Freeing Our Politics from the Horizontal Rule
by Mike McCabe, Executive Director
February 6, 2008
There comes a time when politics stops making sense. I have a hunch we’re arriving at such a moment.
For my entire life and for generations before that, we've had two primary political factions in our country – Republicans and Democrats. And we've made sense of political debates and elections and acts of governing by thinking about where all the participants and their ideas fit on an ideological spectrum that runs horizontally from right to left. Then we label them in a shorthand – liberal, conservative, moderate – for easy reference.
Trouble is, the old labels don’t seem to fit like they used to. Record numbers of citizens no longer are willing to call themselves either Democrats or Republicans. Maybe it’s just that average folks have had their hopes, dreams, worries and fears ignored by the political class for so long that they've grown hostile toward both sides. Something tells me there’s more to it than that, though.
The conventional political shorthand is becoming illegible, and the horizontal ideological spectrum on which that shorthand is based is becoming increasingly irrelevant because it no longer is especially helpful in making sense out of modern political realities.
Whether we realize it or not, the political spectrum has turned. It is vertical, not horizontal. The definitive question in today’s politics is not whether you are standing with those on the left, right or middle, it is whether you are for those on the top or bottom or somewhere in between.
To vividly illustrate how outdated the old horizontal spectrum has become, try placing the two major political parties on a vertical spectrum. Who are the Democrats and Republicans standing with? Who are they working for? Those on top or those on the bottom?
Both parties belong at or near the top because both are catering to wealthy special interests and neither major party is listening to ordinary people or reliably acting on their behalf. The masses know who owns the politicians and our government, and it’s not us. It’s the big campaign donors and the lobbyists and the wealthy elites those lobbyists represent.
So while the old horizontal spectrum continues to foster the illusion of two parties with separate and distinct masters, a vertical spectrum does a much better job of depicting how the two have really morphed into one in so many ways.
If we modernize the ideological spectrum and stop thinking right and left and start thinking up and down to make sense of politics, we'll also be forced to update our political vocabulary. We'll no longer talk about liberals and conservatives and left wings and right wings. We'll need new shorthand, new labels. Maybe we'll speak of royalists and commoners. Then and only then will our speech again have a ring of truth when we tell each other who’s on our side and who’s not.
Such recalibration of political language will not come from the political class. That crowd is obsessed with who’s right and who’s left. Which is why they are so hopelessly out of touch with average citizens. If they'd spend half as much time thinking about what’s right and wrong, we wouldn’t be in the midst of political corruption scandals of historic proportions. Maybe the public’s regard for politicians wouldn’t be somewhere between that of used car salesmen and child molesters. And the majority of citizens might not feel politically homeless, as they do now.
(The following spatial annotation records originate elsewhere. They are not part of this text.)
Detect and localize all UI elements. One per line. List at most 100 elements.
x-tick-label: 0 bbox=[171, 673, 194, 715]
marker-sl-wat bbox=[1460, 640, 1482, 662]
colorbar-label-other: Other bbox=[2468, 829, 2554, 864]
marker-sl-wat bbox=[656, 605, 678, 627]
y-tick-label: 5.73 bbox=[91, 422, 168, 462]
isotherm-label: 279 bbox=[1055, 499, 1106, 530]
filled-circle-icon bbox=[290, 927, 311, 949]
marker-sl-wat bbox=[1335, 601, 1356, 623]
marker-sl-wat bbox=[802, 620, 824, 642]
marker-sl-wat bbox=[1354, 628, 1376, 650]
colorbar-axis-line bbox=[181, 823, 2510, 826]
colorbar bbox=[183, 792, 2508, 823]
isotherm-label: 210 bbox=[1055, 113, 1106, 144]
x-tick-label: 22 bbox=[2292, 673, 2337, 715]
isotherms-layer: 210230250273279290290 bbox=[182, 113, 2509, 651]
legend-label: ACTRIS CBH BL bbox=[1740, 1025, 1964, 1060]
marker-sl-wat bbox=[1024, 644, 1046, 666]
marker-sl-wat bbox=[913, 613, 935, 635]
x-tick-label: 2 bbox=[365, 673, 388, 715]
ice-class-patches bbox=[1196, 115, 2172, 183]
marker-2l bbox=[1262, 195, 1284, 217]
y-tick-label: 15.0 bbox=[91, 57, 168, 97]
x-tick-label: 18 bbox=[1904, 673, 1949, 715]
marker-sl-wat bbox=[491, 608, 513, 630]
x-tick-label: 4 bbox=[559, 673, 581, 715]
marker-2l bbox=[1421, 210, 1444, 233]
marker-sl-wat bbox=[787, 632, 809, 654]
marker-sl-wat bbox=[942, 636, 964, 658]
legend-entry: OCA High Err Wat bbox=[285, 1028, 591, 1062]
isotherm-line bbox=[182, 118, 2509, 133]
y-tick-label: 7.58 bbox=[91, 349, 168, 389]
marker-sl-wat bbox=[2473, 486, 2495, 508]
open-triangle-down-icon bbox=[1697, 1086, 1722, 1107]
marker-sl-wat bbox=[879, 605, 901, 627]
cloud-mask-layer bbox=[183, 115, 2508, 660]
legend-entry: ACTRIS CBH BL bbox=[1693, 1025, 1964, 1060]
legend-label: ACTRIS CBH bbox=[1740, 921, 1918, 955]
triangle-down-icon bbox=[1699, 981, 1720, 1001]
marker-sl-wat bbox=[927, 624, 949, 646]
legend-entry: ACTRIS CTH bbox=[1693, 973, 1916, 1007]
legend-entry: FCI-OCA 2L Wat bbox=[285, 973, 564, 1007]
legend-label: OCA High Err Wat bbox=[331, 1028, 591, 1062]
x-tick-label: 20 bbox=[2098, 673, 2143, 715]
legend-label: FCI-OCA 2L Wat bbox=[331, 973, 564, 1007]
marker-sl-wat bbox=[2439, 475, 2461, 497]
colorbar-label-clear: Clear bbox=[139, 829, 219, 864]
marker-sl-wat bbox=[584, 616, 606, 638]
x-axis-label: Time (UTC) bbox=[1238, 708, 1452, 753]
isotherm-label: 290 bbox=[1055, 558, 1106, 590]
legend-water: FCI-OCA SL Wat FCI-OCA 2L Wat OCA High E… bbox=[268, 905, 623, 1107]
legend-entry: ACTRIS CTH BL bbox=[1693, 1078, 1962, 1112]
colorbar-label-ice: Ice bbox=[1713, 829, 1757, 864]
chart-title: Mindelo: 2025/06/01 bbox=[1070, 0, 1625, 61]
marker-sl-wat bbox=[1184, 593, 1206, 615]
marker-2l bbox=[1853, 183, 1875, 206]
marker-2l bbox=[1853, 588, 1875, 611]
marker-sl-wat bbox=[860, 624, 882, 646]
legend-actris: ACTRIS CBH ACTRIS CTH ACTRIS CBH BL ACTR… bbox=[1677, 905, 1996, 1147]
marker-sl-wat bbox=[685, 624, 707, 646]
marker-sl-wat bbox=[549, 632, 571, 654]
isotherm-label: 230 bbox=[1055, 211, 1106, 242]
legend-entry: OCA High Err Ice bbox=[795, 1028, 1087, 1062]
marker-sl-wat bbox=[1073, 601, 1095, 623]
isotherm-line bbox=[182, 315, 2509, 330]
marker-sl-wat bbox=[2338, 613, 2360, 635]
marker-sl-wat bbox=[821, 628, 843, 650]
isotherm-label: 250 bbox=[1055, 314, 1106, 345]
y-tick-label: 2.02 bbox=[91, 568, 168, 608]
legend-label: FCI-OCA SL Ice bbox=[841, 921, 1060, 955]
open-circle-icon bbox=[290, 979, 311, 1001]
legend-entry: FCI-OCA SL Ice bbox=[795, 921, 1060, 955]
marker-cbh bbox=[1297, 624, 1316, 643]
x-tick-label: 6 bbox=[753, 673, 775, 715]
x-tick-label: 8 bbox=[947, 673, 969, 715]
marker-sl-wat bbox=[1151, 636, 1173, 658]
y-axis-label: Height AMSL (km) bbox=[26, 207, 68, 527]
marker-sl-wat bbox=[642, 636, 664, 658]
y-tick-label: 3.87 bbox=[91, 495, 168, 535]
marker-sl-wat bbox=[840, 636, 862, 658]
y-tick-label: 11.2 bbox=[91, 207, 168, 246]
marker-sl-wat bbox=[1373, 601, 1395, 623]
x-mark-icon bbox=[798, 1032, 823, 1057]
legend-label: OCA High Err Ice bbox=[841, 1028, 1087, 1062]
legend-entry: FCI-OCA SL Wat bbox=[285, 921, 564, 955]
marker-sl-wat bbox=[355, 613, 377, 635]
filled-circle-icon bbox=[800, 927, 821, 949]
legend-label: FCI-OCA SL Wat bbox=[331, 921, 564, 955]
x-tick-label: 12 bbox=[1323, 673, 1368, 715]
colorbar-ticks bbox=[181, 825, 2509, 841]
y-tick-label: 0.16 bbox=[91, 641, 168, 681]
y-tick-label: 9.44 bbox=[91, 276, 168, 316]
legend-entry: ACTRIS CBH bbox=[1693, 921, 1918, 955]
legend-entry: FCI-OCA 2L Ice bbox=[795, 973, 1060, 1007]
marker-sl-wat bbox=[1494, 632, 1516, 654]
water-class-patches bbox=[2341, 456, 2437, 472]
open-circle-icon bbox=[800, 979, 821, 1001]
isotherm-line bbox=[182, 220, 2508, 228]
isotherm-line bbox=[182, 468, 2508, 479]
The people of Wisconsin and America are not as hopelessly divided as the political pundits like to claim. We all have much in common. But the party bosses thrive on playing up what distinguishes them from their political enemies, and this leads them to ceaselessly drive wedges between groups of citizens.
There’s much that needs doing if we are to restore some sense of honor to government. But while we endeavor to clean house, we also need to think about creating a political home for common folks. We need a common party. One where talk of the common good is not so uncommon.
For the record, I am not talking about a third-party movement. I am talking about a first-party movement. We should have at least one that truly owes its allegiance to the people.
Maybe one of the existing parties will finally take notice of the public’s wholesale retreat from public life, sense a growth opportunity, and make an offer the commoners can’t refuse. Maybe.
Just as likely, we’re approaching one of those historic turning points that calls for the creation of something brand new and tests our capacity for democratic renewal.
Either way, the near future promises to be exhilarating . . . or petrifying, depending on how you take to social upheaval. Because the status quo is not sustainable. Something’s got to give.